Di suatu perusahaan, seorang pegawai yang ketagihan bermain game, tak mampu bangun pagi karena sibuk terus dengan game hingga dini hari. Kebiasaannya datang terlambat ke kantor, tiba antara pukul sepuluh dan sebelas pagi, lalu pulang pukul lima sore, membuat pegawai itu mendapat teguran. Mula-mula teguran verbal, lalu berubah menjadi teguran tertulis. Kinerjanya juga terganggu, tak memenuhi standar perusahaan. Di ujung kisahnya, pegawai tersebut diminta mengundurkan diri dari perusahaan. Kesempatan berkarier yang ada di tangannya lepas karena pegawai menjadi tidak bisa mengendalikan diri menghadapi wadah teknologi.

Beberapa aplikasi teknologi mengakomodasi kebutuhan manusia untuk tampil eksis. Banyak yang memanfaatkan Facebook, Instagram, Twitter, Pinterest, Tik Tok. Sebagian penggunaan media sosial itu bertujuan positif, untuk wadah komunikasi dengan berbagai pihak. Namun ada yang menyebabkan ketergantungan. Setiap hari orang tersebut harus menampilkan sesuatu di media sosialnya. Batas antara hal-hal pribadi dan hal-hal yang layak ditampilkan pada publik menjadi kabur. Alhasil, ada yang mengambil kesempatan untuk menggunakan informasi pribadi orang tersebut untuk mengeruk keuntungan. Bahkan ada yang menjadi korban bully yang bisa mengganggu kesehatan mental orang tersebut.

Pas vs Berlebihan

Seseorang yang melihat bagaimana gadget bisa mengambil alih kebiasaan-kebiasaan positif dalam keluarga menulis: “Your cellphone has already replaced your camera, your calendar, and your alarm clock. Don’t let it replace your family.”

Segala sesuatu yang berlebihan memang bisa merugikan. Gadget membantu kehidupan manusia jika digunakan secara tepat (pas). Perlu mengontrol diri, memastikan gadget tak membuat ketergantungan, tak mengganggu kegiatan sehari-hari, dan tak menyita kualitas waktu bersama keluarga maupun relasi sosial.
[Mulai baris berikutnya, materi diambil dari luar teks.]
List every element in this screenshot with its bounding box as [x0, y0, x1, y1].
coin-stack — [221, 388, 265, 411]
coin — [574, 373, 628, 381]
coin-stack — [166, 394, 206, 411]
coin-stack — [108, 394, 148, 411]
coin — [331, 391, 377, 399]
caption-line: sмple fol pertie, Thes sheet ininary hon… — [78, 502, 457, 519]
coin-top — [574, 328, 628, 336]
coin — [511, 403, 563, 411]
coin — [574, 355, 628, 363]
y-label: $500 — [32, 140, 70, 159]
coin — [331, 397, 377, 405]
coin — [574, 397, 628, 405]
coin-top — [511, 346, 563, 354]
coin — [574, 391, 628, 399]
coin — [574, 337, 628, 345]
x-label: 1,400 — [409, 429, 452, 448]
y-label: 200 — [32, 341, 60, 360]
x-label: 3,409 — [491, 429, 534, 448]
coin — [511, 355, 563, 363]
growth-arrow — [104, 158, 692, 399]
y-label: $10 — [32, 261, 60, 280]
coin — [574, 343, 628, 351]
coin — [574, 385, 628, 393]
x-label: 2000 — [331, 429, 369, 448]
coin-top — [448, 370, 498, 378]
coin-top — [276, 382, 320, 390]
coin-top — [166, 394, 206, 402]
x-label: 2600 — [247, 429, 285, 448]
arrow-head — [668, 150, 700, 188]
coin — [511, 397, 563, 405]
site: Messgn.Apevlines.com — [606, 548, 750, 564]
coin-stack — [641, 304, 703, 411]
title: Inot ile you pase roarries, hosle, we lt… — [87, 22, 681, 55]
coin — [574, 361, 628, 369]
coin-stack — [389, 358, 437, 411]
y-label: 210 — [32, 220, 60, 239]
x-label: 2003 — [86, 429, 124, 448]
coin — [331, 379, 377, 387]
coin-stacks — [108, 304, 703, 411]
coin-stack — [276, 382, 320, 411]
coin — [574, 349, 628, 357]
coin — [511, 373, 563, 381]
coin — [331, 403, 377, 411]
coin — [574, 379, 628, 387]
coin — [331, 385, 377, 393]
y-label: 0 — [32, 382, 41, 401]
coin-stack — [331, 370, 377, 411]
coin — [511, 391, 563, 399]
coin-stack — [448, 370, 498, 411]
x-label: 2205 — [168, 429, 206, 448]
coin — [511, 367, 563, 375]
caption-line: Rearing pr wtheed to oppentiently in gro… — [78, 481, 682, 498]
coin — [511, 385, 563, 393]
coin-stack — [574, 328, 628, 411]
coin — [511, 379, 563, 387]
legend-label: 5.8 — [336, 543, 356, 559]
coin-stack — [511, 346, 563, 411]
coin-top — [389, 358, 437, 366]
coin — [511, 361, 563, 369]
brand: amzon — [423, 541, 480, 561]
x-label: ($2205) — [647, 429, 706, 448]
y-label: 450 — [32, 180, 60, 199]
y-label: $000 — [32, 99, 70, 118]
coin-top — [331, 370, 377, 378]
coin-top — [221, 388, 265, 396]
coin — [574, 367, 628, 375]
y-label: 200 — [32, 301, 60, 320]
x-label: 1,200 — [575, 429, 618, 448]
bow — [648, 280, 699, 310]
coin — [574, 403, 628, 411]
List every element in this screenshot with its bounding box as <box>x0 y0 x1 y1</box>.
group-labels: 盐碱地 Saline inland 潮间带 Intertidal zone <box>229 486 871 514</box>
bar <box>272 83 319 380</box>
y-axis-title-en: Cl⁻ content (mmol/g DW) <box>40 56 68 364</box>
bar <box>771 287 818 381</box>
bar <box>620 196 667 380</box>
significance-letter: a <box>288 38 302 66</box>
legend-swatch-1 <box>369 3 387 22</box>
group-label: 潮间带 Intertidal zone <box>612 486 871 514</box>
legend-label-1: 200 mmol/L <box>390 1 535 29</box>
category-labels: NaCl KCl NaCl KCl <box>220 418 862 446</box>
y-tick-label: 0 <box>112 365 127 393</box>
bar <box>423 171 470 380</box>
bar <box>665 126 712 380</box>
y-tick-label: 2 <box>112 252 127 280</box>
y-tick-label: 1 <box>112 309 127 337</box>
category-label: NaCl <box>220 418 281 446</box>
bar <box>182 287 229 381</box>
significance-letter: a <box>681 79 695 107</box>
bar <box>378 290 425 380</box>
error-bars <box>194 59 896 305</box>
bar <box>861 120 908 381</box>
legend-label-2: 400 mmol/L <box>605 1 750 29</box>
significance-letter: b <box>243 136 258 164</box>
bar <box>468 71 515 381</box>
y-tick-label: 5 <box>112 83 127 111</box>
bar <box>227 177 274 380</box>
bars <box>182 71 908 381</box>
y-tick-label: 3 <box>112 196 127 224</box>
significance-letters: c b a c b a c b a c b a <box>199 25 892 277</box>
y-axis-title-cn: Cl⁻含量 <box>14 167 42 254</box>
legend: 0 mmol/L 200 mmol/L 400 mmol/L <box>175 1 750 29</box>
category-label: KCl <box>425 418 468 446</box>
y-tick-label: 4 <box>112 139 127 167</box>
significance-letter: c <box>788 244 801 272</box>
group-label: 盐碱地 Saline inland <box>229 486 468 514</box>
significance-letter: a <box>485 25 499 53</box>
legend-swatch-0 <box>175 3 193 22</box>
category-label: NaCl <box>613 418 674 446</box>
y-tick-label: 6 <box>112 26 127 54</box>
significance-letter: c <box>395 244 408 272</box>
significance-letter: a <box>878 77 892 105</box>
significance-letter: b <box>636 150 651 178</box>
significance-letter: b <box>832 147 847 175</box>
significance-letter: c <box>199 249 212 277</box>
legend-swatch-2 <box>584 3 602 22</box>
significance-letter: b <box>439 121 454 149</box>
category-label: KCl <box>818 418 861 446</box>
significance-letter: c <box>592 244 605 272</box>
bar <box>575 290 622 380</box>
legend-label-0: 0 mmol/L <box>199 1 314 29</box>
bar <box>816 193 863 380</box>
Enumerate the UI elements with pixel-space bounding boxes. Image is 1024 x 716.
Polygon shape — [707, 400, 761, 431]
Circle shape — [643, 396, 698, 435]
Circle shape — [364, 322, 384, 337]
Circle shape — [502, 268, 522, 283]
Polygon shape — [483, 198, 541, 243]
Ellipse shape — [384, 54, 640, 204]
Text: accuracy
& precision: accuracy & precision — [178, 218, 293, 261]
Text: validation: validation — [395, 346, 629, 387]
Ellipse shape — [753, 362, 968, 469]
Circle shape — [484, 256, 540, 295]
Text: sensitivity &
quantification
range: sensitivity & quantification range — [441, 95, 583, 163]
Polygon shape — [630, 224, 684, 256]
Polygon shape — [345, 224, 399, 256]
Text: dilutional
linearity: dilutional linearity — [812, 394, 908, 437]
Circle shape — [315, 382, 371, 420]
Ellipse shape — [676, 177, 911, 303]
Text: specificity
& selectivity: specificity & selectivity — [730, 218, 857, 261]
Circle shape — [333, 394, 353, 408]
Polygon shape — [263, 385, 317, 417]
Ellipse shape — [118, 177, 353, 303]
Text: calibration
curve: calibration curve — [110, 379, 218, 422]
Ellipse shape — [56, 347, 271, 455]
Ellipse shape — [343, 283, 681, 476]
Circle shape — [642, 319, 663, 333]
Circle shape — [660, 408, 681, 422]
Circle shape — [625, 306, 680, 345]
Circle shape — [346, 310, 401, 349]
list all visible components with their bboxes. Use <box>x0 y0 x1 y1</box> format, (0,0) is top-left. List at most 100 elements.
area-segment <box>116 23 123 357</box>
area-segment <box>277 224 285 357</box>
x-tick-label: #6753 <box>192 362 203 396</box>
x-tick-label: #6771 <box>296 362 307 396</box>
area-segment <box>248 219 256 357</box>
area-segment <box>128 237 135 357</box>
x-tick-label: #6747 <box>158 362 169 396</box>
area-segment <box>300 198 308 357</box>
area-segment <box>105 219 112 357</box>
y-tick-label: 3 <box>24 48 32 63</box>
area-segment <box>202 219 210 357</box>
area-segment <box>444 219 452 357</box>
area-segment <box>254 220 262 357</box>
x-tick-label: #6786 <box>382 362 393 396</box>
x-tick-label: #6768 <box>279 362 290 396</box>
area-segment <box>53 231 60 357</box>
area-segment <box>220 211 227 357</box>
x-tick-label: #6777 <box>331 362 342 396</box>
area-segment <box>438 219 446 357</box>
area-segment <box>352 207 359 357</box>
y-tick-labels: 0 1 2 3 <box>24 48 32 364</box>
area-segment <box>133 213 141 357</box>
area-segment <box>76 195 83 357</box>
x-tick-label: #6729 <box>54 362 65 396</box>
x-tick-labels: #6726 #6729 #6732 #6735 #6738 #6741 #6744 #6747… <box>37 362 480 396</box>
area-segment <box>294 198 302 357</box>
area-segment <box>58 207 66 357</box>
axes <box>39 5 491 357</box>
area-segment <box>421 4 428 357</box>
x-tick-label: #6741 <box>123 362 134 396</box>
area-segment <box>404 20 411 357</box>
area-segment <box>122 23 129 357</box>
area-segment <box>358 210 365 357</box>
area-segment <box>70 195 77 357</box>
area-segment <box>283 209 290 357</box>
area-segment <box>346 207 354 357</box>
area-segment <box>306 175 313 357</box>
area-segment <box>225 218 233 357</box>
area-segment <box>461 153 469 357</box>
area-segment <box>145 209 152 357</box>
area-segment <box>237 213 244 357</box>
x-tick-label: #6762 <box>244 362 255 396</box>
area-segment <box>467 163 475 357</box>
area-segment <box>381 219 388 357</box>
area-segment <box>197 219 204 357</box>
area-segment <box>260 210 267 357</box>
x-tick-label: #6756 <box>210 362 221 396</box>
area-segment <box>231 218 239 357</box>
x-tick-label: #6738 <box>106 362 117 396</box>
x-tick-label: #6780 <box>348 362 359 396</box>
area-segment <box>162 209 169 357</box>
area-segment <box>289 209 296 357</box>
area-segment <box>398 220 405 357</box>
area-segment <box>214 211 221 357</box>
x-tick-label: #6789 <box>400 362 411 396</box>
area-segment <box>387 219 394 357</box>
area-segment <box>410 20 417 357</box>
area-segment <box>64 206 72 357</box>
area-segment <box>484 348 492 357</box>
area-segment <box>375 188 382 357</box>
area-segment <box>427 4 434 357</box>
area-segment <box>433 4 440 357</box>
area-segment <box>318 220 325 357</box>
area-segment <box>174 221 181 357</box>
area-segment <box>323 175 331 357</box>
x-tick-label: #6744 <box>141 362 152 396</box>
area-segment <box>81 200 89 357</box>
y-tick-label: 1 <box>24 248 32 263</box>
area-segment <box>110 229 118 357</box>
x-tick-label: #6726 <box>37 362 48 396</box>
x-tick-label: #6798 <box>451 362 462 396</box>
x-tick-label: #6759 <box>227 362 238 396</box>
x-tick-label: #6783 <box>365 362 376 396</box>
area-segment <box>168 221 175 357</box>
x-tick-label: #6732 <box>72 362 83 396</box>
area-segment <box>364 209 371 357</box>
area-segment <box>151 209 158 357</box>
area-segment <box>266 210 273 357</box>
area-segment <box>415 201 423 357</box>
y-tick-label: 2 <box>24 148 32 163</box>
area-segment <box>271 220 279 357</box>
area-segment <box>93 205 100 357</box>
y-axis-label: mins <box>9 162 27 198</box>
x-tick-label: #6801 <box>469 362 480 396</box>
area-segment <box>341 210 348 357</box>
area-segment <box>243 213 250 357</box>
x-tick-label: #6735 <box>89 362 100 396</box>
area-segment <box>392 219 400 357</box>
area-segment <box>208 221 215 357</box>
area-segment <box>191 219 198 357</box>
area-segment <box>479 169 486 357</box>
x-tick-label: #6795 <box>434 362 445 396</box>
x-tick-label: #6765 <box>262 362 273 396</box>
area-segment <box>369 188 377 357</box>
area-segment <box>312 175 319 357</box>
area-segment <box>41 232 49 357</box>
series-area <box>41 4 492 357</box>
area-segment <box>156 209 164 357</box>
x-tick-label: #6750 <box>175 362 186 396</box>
Bagaimana melakukannya?

Salah satunya dengan gadget distancing – tidak mengakses gadget saat makan bersama kerabat, acara kumpul keluarga, saat mengikuti meeting kantor, saat mengikuti pembelajaran daring, dan lain-lain.

Apakah hal itu bisa dilakukan di zaman sekarang? Bisa. Tinggal mendisiplinkan diri. Sekelompok orang dalam pertemanan, membuat aturan, mengumpulkan gadget di ujung meja selama acara kumpul. Tak satu pun boleh menyentuh gadget itu. Cara tersebut ampuh, semua orang yang duduk di meja menjadi saling berinteraksi, pembicaraan hangat pun terjadi. Memberi perhatian, mendengarkan, menyimak dimungkinkan bila mata dan pikiran terpusat pada lawan bicara dan orang-orang di sekitar, tidak terpaku pada gadget di depan kita.